A veces un escritor tiene la oportunidad e incluso la obligación del exceso. Le permite complacer a su público, y también actuar como revulsivo, motivo de controversia, de reflexión y de escándalo. Es lo que ha hecho el dramaturgo británico Harold Pinter con su discurso de recepción del premio Nobel de Literatura, que no pudo leer personalmente el pasado sábado en Estocolmo y tuvo que grabar en vídeo unos días antes. Sus palabras son una pieza maestra de vituperación antiamericana. No convencerán, por supuesto, a quienes creen que el derrocamiento del Sadam Husein justifica por sí solo los discutibles atajos de cualquier legalidad emprendidos por Bush con el auxilio de Blair.
Pero incluso quienes crean exagerada e incluso odiosa su imprecación tienen la ocasión de atender a un argumento. "Todos sabemos lo que ocurrió en la Unión Soviética y en toda la Europa del Este durante la posguerra: la brutalidad sistemática, las atrocidades sin cuento, la supresión despiadada del pensamiento independiente", dijo. "Pero mi argumento -añadió- es que los crímenes de Estados Unidos durante el mismo período han sido sólo superficialmente recogidos, y poco documentados, conocidos y reconocidos como crímenes. Creo que esto debe ser corregido y que la verdad tiene mucho que ver con el estado actual del mundo. A pesar de la presión que suponía la existencia de la URSS, las acciones de EE UU indican que actuó con el convencimiento de que tenía carta blanca para hacer lo que quería".
Este argumento afecta a dos cuestiones: una factual, y es que efectivamente EE UU, como no podía ser de otra forma, también ha cometido durante los años de la guerra fría abundantes y graves acciones indebidas; y otra de orden político, y es que, precisamente debido a la existencia de un mal mucho mayor como fue el comunismo, estas acciones han sido poco conocidas y difundidas. Todavía se podría extraer una conclusión de mayor vigencia: EE UU sigue actuando como si tuviera aquella carta blanca que le proporcionó la guerra fría, aunque las cosas ya hayan cambiado, de forma que parece inevitable que se empiece a exigir a la mayor y única superpotencia la ejemplaridad que precisamente le ha venido faltando.

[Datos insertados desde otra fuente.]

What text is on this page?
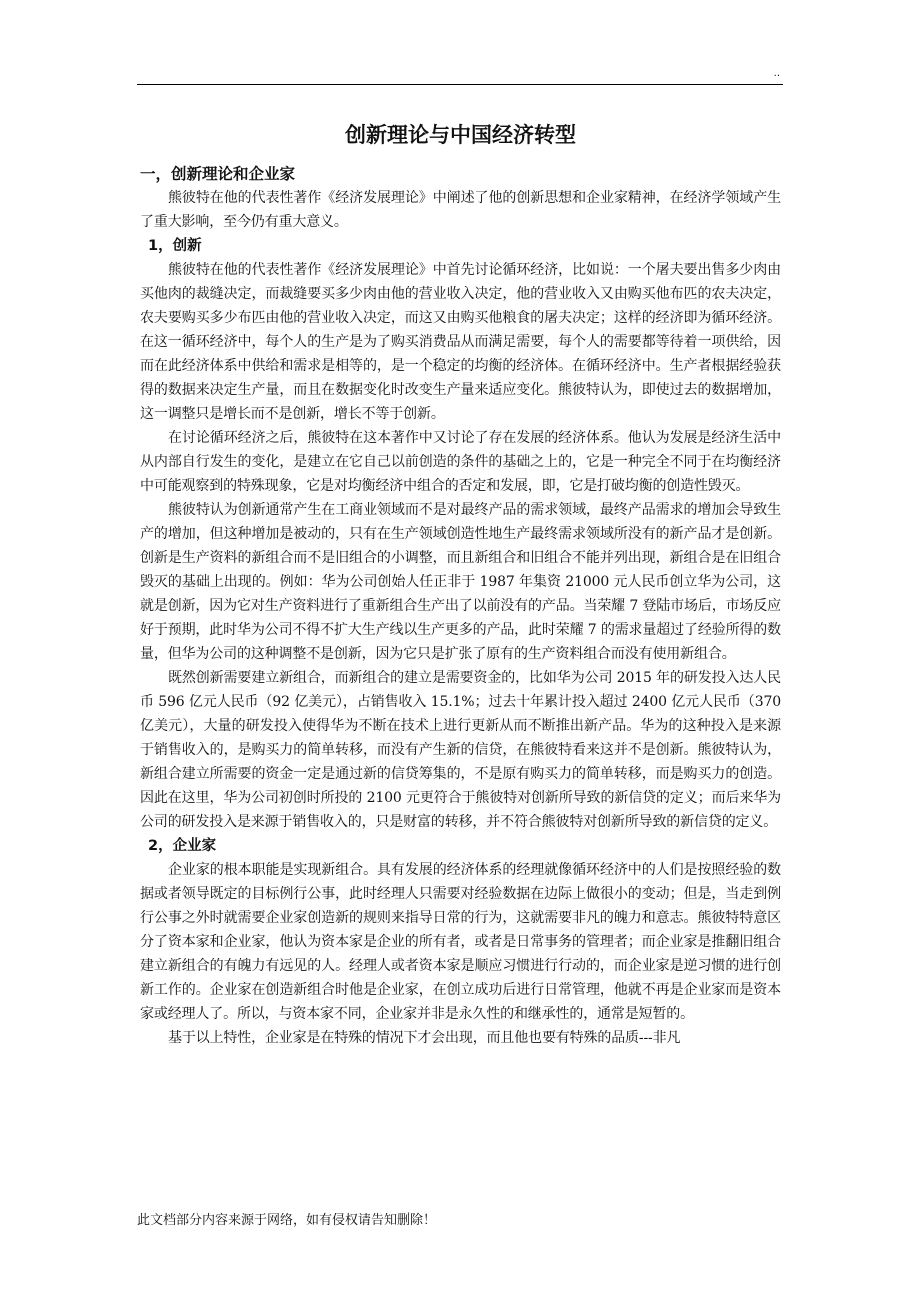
..
创新理论与中国经济转型
一，创新理论和企业家

熊彼特在他的代表性著作《经济发展理论》中阐述了他的创新思想和企业家精神，在经济学领域产生了重大影响，至今仍有重大意义。

1，创新

熊彼特在他的代表性著作《经济发展理论》中首先讨论循环经济，比如说：一个屠夫要出售多少肉由买他肉的裁缝决定，而裁缝要买多少肉由他的营业收入决定，他的营业收入又由购买他布匹的农夫决定，农夫要购买多少布匹由他的营业收入决定，而这又由购买他粮食的屠夫决定；这样的经济即为循环经济。在这一循环经济中，每个人的生产是为了购买消费品从而满足需要，每个人的需要都等待着一项供给，因而在此经济体系中供给和需求是相等的，是一个稳定的均衡的经济体。在循环经济中。生产者根据经验获得的数据来决定生产量，而且在数据变化时改变生产量来适应变化。熊彼特认为，即使过去的数据增加，这一调整只是增长而不是创新，增长不等于创新。

在讨论循环经济之后，熊彼特在这本著作中又讨论了存在发展的经济体系。他认为发展是经济生活中从内部自行发生的变化，是建立在它自己以前创造的条件的基础之上的，它是一种完全不同于在均衡经济中可能观察到的特殊现象，它是对均衡经济中组合的否定和发展，即，它是打破均衡的创造性毁灭。

熊彼特认为创新通常产生在工商业领域而不是对最终产品的需求领域，最终产品需求的增加会导致生产的增加，但这种增加是被动的，只有在生产领域创造性地生产最终需求领域所没有的新产品才是创新。创新是生产资料的新组合而不是旧组合的小调整，而且新组合和旧组合不能并列出现，新组合是在旧组合毁灭的基础上出现的。例如：华为公司创始人任正非于 1987 年集资 21000 元人民币创立华为公司，这就是创新，因为它对生产资料进行了重新组合生产出了以前没有的产品。当荣耀 7 登陆市场后，市场反应好于预期，此时华为公司不得不扩大生产线以生产更多的产品，此时荣耀 7 的需求量超过了经验所得的数量，但华为公司的这种调整不是创新，因为它只是扩张了原有的生产资料组合而没有使用新组合。

既然创新需要建立新组合，而新组合的建立是需要资金的，比如华为公司 2015 年的研发投入达人民币 596 亿元人民币（92 亿美元），占销售收入 15.1%；过去十年累计投入超过 2400 亿元人民币（370 亿美元），大量的研发投入使得华为不断在技术上进行更新从而不断推出新产品。华为的这种投入是来源于销售收入的，是购买力的简单转移，而没有产生新的信贷，在熊彼特看来这并不是创新。熊彼特认为，新组合建立所需要的资金一定是通过新的信贷筹集的，不是原有购买力的简单转移，而是购买力的创造。因此在这里，华为公司初创时所投的 2100 元更符合于熊彼特对创新所导致的新信贷的定义；而后来华为公司的研发投入是来源于销售收入的，只是财富的转移，并不符合熊彼特对创新所导致的新信贷的定义。

2，企业家

企业家的根本职能是实现新组合。具有发展的经济体系的经理就像循环经济中的人们是按照经验的数据或者领导既定的目标例行公事，此时经理人只需要对经验数据在边际上做很小的变动；但是，当走到例行公事之外时就需要企业家创造新的规则来指导日常的行为，这就需要非凡的魄力和意志。熊彼特特意区分了资本家和企业家，他认为资本家是企业的所有者，或者是日常事务的管理者；而企业家是推翻旧组合建立新组合的有魄力有远见的人。经理人或者资本家是顺应习惯进行行动的，而企业家是逆习惯的进行创新工作的。企业家在创造新组合时他是企业家，在创立成功后进行日常管理，他就不再是企业家而是资本家或经理人了。所以，与资本家不同，企业家并非是永久性的和继承性的，通常是短暂的。

基于以上特性，企业家是在特殊的情况下才会出现，而且他也要有特殊的品质---非凡

此文档部分内容来源于网络，如有侵权请告知删除！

El complemento al discurso airado y cascarrabias de Pinter es el que pronunció el mismo sábado el premio Nobel de la Paz, Mohamed El Baradei, prudente y amable en el tono, pero contundente y práctico, como corresponde al director del Organismo Internacional de la Energía Atómica. La pobreza, asegura, está en el origen de numerosas "amenazas sin fronteras" que hay en el mundo. Y ahí va una cifra escalofriante: "De los 13 millones de muertes debidas a conflictos armados en los últimos diez años, 9 millones ocurrieron en el África subsahariana, donde viven los más pobres de los pobres". El nuevo Nobel se atreve también, aunque con delicadeza, con el argumento comparativo: "Analicemos nuestra actitud con respecto al carácter sagrado y el valor de la vida humana. Tras los ataques terroristas de setiembre de 2001 en Estados Unidos, todos sentimos una profunda congoja y expresamos nuestra ira por este crimen execrable, y con razón. Pero muchas personas desconocen hoy que, como resultado de la guerra civil en la República Democrática del Congo, 3,8 millones de personas han perdido la vida desde 1998".
El Baradei es una china en el zapato de Bush, tal como escribió Ernesto Ekaizer en estas páginas cuando se le concedió el Nobel. Desafió a la Casa Blanca al demostrar que el Irak de Sadam Husein no tenía ni podía obtener armas nucleares. Ha reivindicado las inspecciones y la diplomacia multilateral como método para combatir la proliferación de armamento nuclear, en vez de la guerra preventiva. Y lo que es más importante, y está entero en su discurso de Estocolmo, su voz es un clamor contra las potencias nucleares, que vienen incumpliendo el compromiso de reducir ellas mismos su arsenal y se preocupan sólo de que no lo adquieran Irán y Corea del Norte. Ya es mucho controlar a los estados gamberros, pero no basta. Pinter y El Baradei se atreven a comparar. Todos tenemos derecho a comparar. La vida humana vale lo mismo en todas partes, y éste es el primero de los valores que decimos compartir y defender.